Watching election returns is, for me, as exciting as a Yankees fan watching his favorite team beat the Red Sox. So, here I sit, remotes in hand, FOX on the tube, Hewitt on the radio, back and forth, using my home theatre setup as my War Room. Ahhhh politics!
It's probably been said by others, but it strikes me (as it has for more than a couple of years) that Conservatives - real Conservatives, of all stripes, you know who you are - are a minority with the 'big tent' of the Republican Party. And yes, to affirm what the breathless media lefties chortle, even within the Conservative ranks, we have differences. Of course, these same stooges for the DNC don't know enough about us to realize that true Conservatives - smaller government, lower taxes, less government regulation, pro-business, traditional values - will band together, even as a minority within the Party, to affect change and the direction of the GOP.
With time, the Republican Coalition has become less conservative and more moderate. Witness the divisions between, say, Cubans, who appear to be voting overwhelmingly for John McCain in the Florida, primarily because of or in spite of his stand on amnesty (John, take note: IT WAS AMNESTY!) and traditional Conservatives, who disdain McCain because of McCain (Insert Democtratic Senator Name HERE), not to mention his bizarre stand, almost anti-Republican, on tax-cuts, judges, unsecured borders, terrorist rights, and a whole host of core issues. And to that we can add older Republicans (a sympathy vote, clearly) and what are known, at least to the media, as independent or moderate Republicans. I would call them confused.
We Conservatives are no longer driving the bus. Unfortunately, I'm not sure who is. Does this mean we cannot win elections, or secure The White House in 2008? Of course not. What it does mean, though, is that Conservatives, long considered the 'base' of the Republican Party, are being gently elbowed to one side in favor of an unfocused moderate wing of the Party that traces its roots back to the elitist Rockefeller Wing of the party. The lines continue to blur.

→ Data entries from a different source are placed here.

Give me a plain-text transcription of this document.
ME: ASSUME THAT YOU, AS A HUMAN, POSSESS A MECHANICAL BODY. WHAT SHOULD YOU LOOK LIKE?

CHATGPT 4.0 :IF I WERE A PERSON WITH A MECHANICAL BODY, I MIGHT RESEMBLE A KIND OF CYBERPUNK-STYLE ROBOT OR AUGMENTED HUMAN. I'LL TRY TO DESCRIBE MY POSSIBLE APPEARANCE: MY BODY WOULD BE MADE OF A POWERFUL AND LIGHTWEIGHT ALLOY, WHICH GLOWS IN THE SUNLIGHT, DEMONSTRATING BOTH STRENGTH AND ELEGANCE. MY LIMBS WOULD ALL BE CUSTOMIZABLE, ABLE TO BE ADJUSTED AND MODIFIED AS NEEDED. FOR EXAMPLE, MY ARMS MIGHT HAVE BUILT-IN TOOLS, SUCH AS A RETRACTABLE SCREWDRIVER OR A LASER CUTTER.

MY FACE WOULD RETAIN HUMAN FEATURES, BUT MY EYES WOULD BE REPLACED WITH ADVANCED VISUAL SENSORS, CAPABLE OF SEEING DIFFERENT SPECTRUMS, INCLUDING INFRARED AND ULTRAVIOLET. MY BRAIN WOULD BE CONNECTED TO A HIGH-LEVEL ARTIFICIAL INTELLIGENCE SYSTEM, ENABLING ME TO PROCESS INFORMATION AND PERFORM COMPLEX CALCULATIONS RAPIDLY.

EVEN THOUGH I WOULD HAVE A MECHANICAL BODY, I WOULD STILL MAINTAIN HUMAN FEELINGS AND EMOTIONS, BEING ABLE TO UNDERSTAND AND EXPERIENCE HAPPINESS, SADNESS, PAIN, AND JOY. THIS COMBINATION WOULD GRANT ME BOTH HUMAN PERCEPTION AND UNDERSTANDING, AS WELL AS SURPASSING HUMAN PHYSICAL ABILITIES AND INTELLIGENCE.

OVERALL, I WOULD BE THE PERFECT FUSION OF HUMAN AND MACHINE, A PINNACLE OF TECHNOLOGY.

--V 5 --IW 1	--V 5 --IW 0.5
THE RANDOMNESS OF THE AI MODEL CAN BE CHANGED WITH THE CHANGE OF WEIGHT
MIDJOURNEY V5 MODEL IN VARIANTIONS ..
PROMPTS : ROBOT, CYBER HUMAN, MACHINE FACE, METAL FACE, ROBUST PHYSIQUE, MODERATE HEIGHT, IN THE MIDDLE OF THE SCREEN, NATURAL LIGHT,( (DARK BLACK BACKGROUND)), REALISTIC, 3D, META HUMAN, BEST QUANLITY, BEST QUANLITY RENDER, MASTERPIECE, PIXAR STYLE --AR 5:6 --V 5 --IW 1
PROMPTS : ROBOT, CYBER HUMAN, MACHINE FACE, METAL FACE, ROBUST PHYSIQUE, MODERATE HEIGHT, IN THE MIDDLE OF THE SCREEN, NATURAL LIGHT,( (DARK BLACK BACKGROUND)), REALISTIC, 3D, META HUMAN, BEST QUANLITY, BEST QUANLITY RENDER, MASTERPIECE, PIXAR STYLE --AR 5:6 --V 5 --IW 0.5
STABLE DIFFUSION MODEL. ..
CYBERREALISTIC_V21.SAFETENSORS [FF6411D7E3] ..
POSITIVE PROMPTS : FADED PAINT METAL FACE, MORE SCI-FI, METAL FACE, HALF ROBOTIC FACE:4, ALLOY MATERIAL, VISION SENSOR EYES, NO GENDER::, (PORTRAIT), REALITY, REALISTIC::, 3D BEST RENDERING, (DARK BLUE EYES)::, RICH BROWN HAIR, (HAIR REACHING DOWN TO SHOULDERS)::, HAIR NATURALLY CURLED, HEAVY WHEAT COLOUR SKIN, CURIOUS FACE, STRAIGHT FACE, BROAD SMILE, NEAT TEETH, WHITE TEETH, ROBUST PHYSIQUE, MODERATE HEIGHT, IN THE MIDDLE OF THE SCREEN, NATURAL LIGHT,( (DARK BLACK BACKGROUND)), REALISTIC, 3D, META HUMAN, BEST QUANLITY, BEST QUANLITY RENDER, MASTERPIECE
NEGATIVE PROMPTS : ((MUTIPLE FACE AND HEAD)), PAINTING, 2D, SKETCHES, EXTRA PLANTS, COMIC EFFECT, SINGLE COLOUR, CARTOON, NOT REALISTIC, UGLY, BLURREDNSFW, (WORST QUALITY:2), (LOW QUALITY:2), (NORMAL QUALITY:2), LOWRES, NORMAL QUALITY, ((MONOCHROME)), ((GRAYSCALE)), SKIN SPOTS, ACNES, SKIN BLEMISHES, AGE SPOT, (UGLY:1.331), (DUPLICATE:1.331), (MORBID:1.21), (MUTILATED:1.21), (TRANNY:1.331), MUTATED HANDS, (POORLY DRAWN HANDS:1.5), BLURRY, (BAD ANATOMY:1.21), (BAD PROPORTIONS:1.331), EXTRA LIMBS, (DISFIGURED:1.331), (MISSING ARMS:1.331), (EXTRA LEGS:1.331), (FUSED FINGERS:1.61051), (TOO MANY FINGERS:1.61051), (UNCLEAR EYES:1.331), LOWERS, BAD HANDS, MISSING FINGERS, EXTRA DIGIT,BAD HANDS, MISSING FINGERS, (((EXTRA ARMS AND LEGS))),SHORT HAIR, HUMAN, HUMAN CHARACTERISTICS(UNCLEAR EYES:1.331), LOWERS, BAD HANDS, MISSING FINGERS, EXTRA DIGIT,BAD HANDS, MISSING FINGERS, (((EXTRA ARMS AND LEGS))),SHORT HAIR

Conservatives really do not have a candidate they they can rally to. Fred Thompson was, for all intents and purposes, virtually comatose on the road, inspiring about as much excitement as your average building inspector (all he needed was the gum). Mitt Romney is the most potent of the candidates, but, based on the votes he is getting, is clearly not able to muster moderates to us in the numbers necessary to decisively spank McCain and end his campaign. Huckabee is a Pro-Life Democrat. Ron Paul is an isolationist loon. And Rudy is well... Rudy is a sentimental favorite for me, because he's decisive, but I wonder how he'd look after twenty-plus years in the Senate. To his credit, he probably would choose strict constructionist judges - something that worries me with Senator McCain.
John McCain has shown no respect for free speech (McCain-Feingold). He has shown little regard for the competitiveness of the American worker (McCain-Liebermann). He's more interested in open borders than in protecting our borders (McCain-Kennedy). And yet, as I sit here tonight, he is leading in Florida. What is happening to the Republican Party? Beware, the Moderates have arrived.
The media will love this, but it isn't over yet.